During the flight I managed, also, to listen again to the entire speech Dr. King gave in Alabama, on the day before he was assassinated, and what it was mostly about is freedom, not at all about welfare statism.

There are, admittedly, several senses of the term “freedom” in use. In particular there is negative and positive freedom. The former is strongly associated with the American political tradition -- spelled out, for example, in the Declaration of Independence and the Bill of Rights -- the latter with the ideas of FDR’s New Deal. The first means being free from the intrusions of other people, including government, however well intentioned; the second means being provided with support by others, including the government through its power of taking what belongs to one so as to hand to another. So one is free to do what one chooses to do if one is free in the first sense, while one is free from having to cover one’s various expenses in the second sense.

The free society as understood by classical liberals stresses the protection of the freedom of the citizenry with a suitably framed legal system, while the society fashioned by modern liberals stresses government's providing to people what they are said to need by way of confiscatory taxation for this purpose.
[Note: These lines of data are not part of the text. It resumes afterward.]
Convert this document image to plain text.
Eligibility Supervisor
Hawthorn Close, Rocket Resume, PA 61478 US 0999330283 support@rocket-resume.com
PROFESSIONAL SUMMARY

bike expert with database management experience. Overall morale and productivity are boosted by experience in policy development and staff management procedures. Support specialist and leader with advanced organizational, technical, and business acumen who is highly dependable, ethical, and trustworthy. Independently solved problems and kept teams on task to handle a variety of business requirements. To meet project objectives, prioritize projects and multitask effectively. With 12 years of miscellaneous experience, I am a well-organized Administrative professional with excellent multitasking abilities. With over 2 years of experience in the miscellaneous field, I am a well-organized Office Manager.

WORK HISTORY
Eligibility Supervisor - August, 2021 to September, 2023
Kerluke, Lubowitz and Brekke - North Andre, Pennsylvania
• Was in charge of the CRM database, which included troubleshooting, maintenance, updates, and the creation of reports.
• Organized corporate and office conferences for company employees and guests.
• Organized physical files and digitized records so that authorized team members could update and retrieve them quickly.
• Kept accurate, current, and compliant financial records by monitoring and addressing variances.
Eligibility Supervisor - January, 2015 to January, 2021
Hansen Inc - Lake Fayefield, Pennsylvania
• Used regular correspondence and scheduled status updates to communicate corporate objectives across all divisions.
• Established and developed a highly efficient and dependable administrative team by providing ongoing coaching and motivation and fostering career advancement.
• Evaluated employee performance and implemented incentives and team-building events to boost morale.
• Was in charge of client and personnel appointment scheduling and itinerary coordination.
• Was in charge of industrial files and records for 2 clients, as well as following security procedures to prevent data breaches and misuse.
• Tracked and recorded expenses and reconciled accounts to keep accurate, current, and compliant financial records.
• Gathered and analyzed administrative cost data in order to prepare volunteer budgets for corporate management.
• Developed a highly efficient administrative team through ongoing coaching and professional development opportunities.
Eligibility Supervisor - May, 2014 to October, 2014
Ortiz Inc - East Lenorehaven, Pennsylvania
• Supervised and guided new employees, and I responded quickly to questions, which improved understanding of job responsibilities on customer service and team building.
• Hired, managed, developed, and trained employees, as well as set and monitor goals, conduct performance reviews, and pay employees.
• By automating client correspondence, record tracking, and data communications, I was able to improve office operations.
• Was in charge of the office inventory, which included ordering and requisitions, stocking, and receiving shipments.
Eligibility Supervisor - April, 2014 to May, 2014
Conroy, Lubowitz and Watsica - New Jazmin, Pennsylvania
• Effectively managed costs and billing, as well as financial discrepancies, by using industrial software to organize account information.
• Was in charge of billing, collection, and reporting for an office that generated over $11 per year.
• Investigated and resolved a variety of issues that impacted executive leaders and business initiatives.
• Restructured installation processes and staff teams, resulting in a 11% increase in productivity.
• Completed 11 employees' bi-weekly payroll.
It seems to me that Dr. King was talking about the former kind of freedom, freedom from the oppressive acts of most whites toward most blacks, for example. Many of those who today wish to invoke his stature and ideas for their political purposes, however, are talking about the second kind of "freedom or liberty." That is the freedom, so called, that the welfare state is supposed to protect for people, at the expense of those whose resources are confiscated so as to achieve this goal. Yet there are many who insist that Dr. King had in mind the second type of freedom -- or perhaps that he believed in both. As one commentator put it, “On that day, Dr. King spoke of two types of freedom -- one from ‘the chains of discrimination’ and one from living on ‘a lonely island of poverty in the midst of a vast ocean of material prosperity.’ Somehow his first message has been taken to heart while his second has been forgotten.” (This is what John Fullerton, founder of Capital Institute, declared in his recent essay on Huff Post.)

The problem with attributing to MLK this two-pronged idea of freedom is that if it is correct, it makes his ideas incoherent. The first type of freedom just cannot co-exists with the second. If A can be coerced to provide support for those who are “living in a lonely island of poverty in the midst of a vast ocean of materials prosperity,” then A would have his right to freedom violated. If anytime that someone achieves material prosperity that individual becomes a target of the adjusters who would not accept his or her freedom to make use of it, then such an individual is not free in the first sense. To steal from Peter so as to provide for Paul does not support freedom but servitude.

It is much more sensible to attribute to Dr. King the more coherent view that if the freedom of individuals to do as they choose is properly respected and protected, they will be enjoying the first kind of freedom -- freedom from others’ intrusions -- and become capable of achieving freedom from poverty. Free men and women have generally been quite able to provide for themselves, perhaps with occasional voluntary help from their friends and neighbors. That is one of the lessons of history! It is entirely inappropriate to suggest that one person’s poverty authorizes others to take from those who have managed to achieve prosperity. I doubt that Martin Luther King Jr. didn’t grasp something so elementary -- it is an insult to his memory to believe that.

Instead what seems to be happening is that people who are aspiring to rule others are invoking his good name for their coercive purposes. It would be a shame if this were tolerated by all those who admire Dr. King for his championing of human liberty.